Un été d’enfer par Vera Brosgol
Un récit du chef scout BRUCE LIT
VO : First Second
VF : Rue de Sèvres
1ère publication le 3/11/20 -MAJ le 24/07/22
UN ÉTÉ D’ENFER est le deuxième roman graphique de l’autrice russe Vera Brosgol. Elle nous avait déjà épaté avec LE FANTOME D’ANYA qui lui avait valu en 2011 un Eisner Award et les recommandations de Neil Gaiman. Avec UN ÉTÉ D’ENFER, elle réalise un doublé avec une partie de ses souvenirs d’enfant chez les scouts russes en Amérique.
Chouette édition de Rue de Sèvres qui inclut une postface de l’autrice, des photos personnelles et les lettres d’époque à sa mère ainsi que ses croquis préparatoires.
Allez chercher le drapeau blanc : Bruce Lit capitulera face à la tentation du spoiler.
Vera est une enfant de 9 ans. Russe, elle vient d’arriver aux Etats-Unis où elle essaie de se faire des amies. Son enfance se heurte très vite aux barrières sociales qui ne sont pas les siennes. Lors d’une soirée pyjama organisée pour son anniversaire, Vera réalise que ses copines ne s’intéressent ni à son pays, ni à sa cuisine traditionnelle et encore moins à elle, petite binoclarde gaffeuse et maladroite.
Elle apprend alors l’existence d’un camp de scouts monté par la communauté russe. Elle supplie alors sa mère de la laisser y passer ses vacances pour se sentir enfin membre de quelque chose.
Corvées, jalousie, latrines sauvages et puantes, mesquinerie, moustiques et jeux humiliants, ce qui s’apparentait pour Véra à une opération dernière chance pour avoir enfin des amis va tourner au cauchemar. Comme une prisonnière qui attend la fin de sa peine, notre pauvre amie va compter les jours qui la séparent de son retour à la maison. A moins que….
Le monde des scouts vous indiffère au plus haut point ?
Vous vous sentez aussi concernés par cette BD que votre serviteur pour, disons, le monde du Poker, du Rugby ou du Base-Ball ? (30 ans que l’on m’en explique les règles sans que je n’y comprenne catzo)

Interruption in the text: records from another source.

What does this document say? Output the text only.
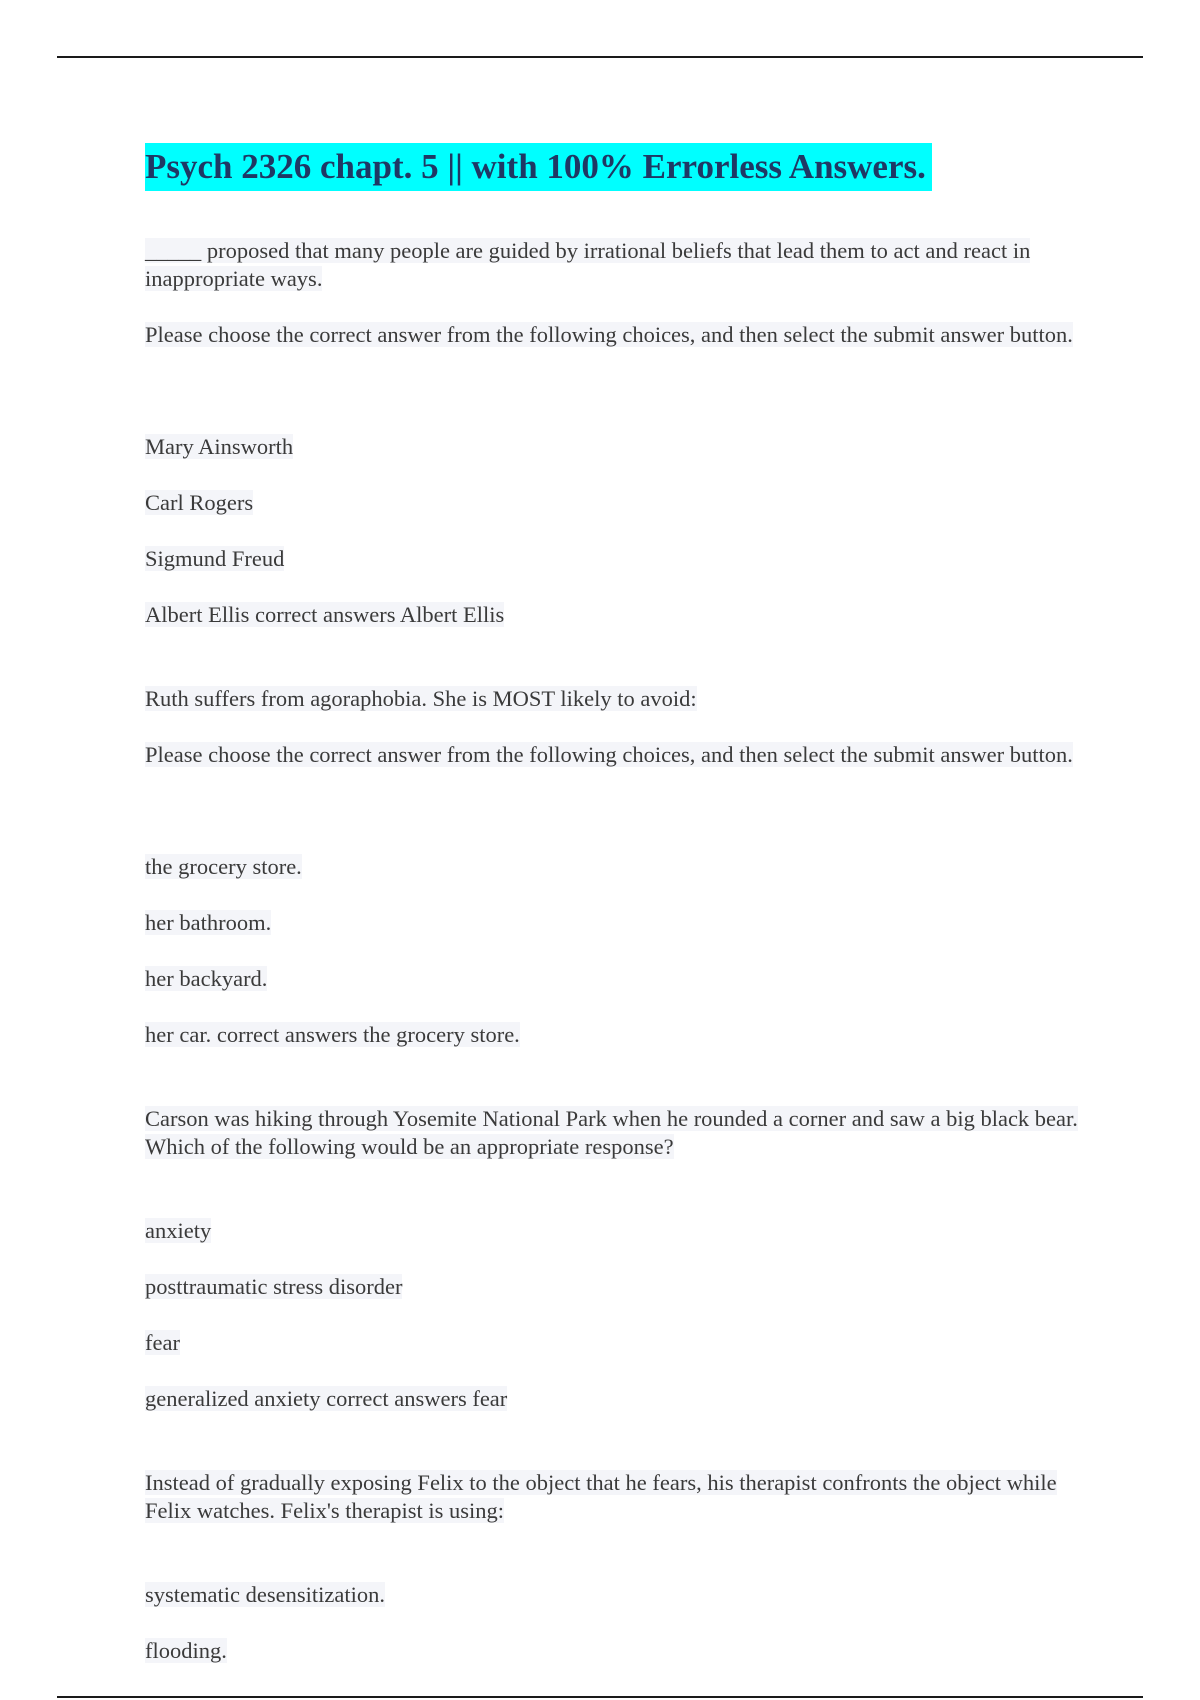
Psych 2326 chapt. 5 || with 100% Errorless Answers.

_____ proposed that many people are guided by irrational beliefs that lead them to act and react in inappropriate ways.

Please choose the correct answer from the following choices, and then select the submit answer button.

Mary Ainsworth
Carl Rogers
Sigmund Freud
Albert Ellis correct answers Albert Ellis

Ruth suffers from agoraphobia. She is MOST likely to avoid:

Please choose the correct answer from the following choices, and then select the submit answer button.

the grocery store.
her bathroom.
her backyard.
her car. correct answers the grocery store.

Carson was hiking through Yosemite National Park when he rounded a corner and saw a big black bear. Which of the following would be an appropriate response?

anxiety
posttraumatic stress disorder
fear
generalized anxiety correct answers fear

Instead of gradually exposing Felix to the object that he fears, his therapist confronts the object while Felix watches. Felix's therapist is using:

systematic desensitization.
flooding.
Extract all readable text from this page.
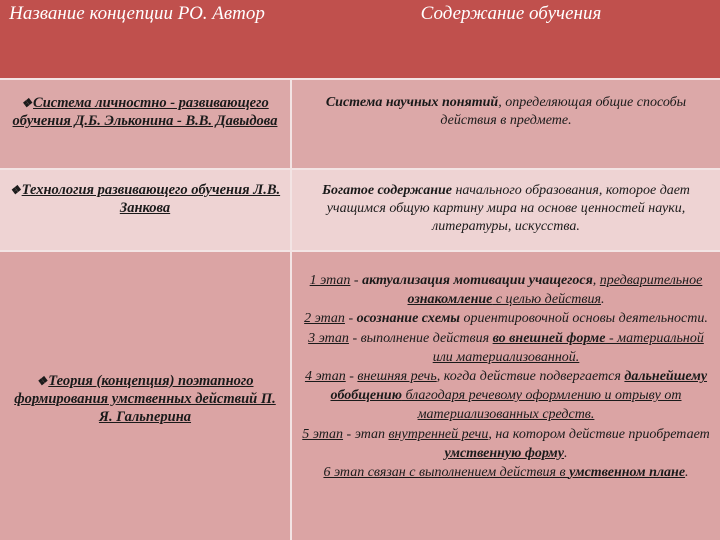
Название концепции РО. Автор	Содержание обучения
❖Система личностно - развивающего обучения Д.Б. Эльконина - В.В. Давыдова
Система научных понятий, определяющая общие способы действия в предмете.
❖Технология развивающего обучения Л.В. Занкова
Богатое содержание начального образования, которое дает учащимся общую картину мира на основе ценностей науки, литературы, искусства.
❖Теория (концепция) поэтапного формирования умственных действий П. Я. Гальперина
1 этап - актуализация мотивации учащегося, предварительное ознакомление с целью действия.
2 этап - осознание схемы ориентировочной основы деятельности.
3 этап - выполнение действия во внешней форме - материальной или материализованной.
4 этап - внешняя речь, когда действие подвергается дальнейшему обобщению благодаря речевому оформлению и отрыву от материализованных средств.
5 этап - этап внутренней речи, на котором действие приобретает умственную форму.
6 этап связан с выполнением действия в умственном плане.
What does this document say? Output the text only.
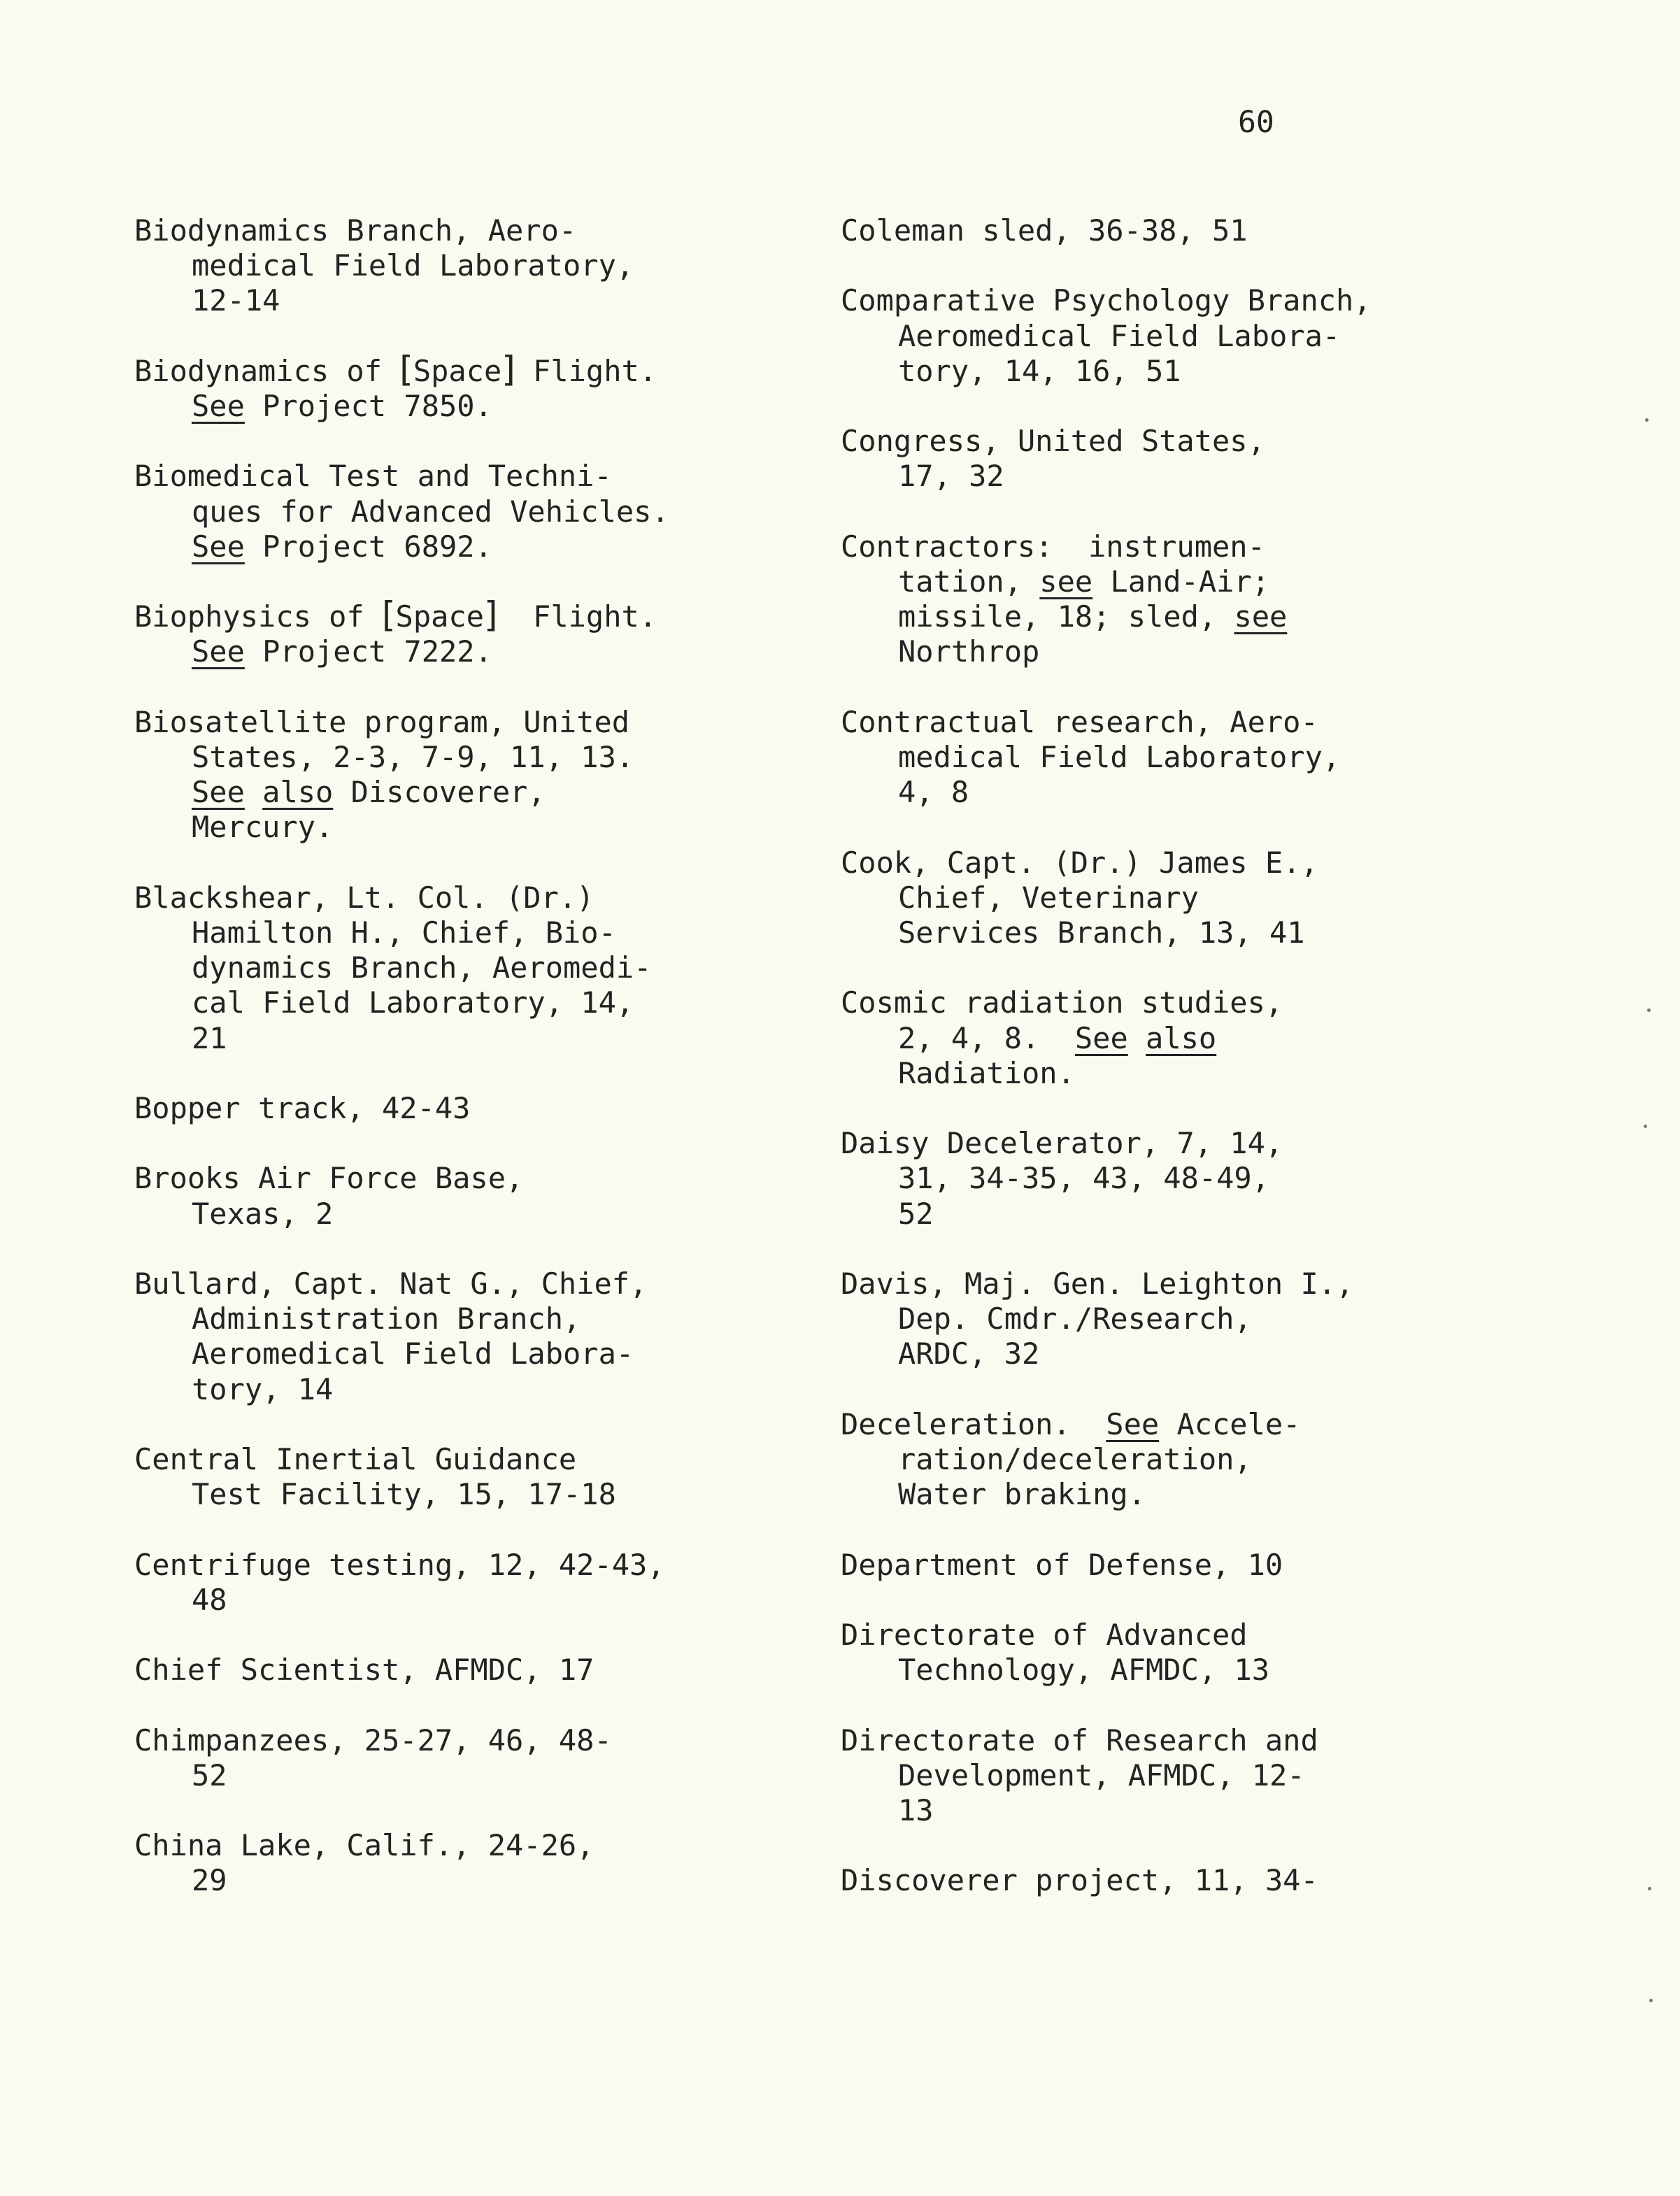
60
Biodynamics Branch, Aero-
medical Field Laboratory,
12-14
Biodynamics of [Space] Flight.
See Project 7850.
Biomedical Test and Techni-
ques for Advanced Vehicles.
See Project 6892.
Biophysics of [Space]  Flight.
See Project 7222.
Biosatellite program, United
States, 2-3, 7-9, 11, 13.
See also Discoverer,
Mercury.
Blackshear, Lt. Col. (Dr.)
Hamilton H., Chief, Bio-
dynamics Branch, Aeromedi-
cal Field Laboratory, 14,
21
Bopper track, 42-43
Brooks Air Force Base,
Texas, 2
Bullard, Capt. Nat G., Chief,
Administration Branch,
Aeromedical Field Labora-
tory, 14
Central Inertial Guidance
Test Facility, 15, 17-18
Centrifuge testing, 12, 42-43,
48
Chief Scientist, AFMDC, 17
Chimpanzees, 25-27, 46, 48-
52
China Lake, Calif., 24-26,
29
Coleman sled, 36-38, 51
Comparative Psychology Branch,
Aeromedical Field Labora-
tory, 14, 16, 51
Congress, United States,
17, 32
Contractors:  instrumen-
tation, see Land-Air;
missile, 18; sled, see
Northrop
Contractual research, Aero-
medical Field Laboratory,
4, 8
Cook, Capt. (Dr.) James E.,
Chief, Veterinary
Services Branch, 13, 41
Cosmic radiation studies,
2, 4, 8.  See also
Radiation.
Daisy Decelerator, 7, 14,
31, 34-35, 43, 48-49,
52
Davis, Maj. Gen. Leighton I.,
Dep. Cmdr./Research,
ARDC, 32
Deceleration.  See Accele-
ration/deceleration,
Water braking.
Department of Defense, 10
Directorate of Advanced
Technology, AFMDC, 13
Directorate of Research and
Development, AFMDC, 12-
13
Discoverer project, 11, 34-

Pas grave, cet été d’enfer saura trouver un écho si durant votre enfance vous avez été le russe ou surtout la tête de turc de l’autre. Si personne ne vous parlait, si votre maladresse vous valait une chute dans la cour de récré couverte par les ricanements de vos camarades passés ennemis mortels, si le monde entier, c’est à dire 3 petits connards ou 4 petites pisseuses, semblait s’acharner à vouloir votre perte et, que tout votre futur semblait obstrué par le manque de reconnaissance dans le regard des autres, alors cet album est pour vous.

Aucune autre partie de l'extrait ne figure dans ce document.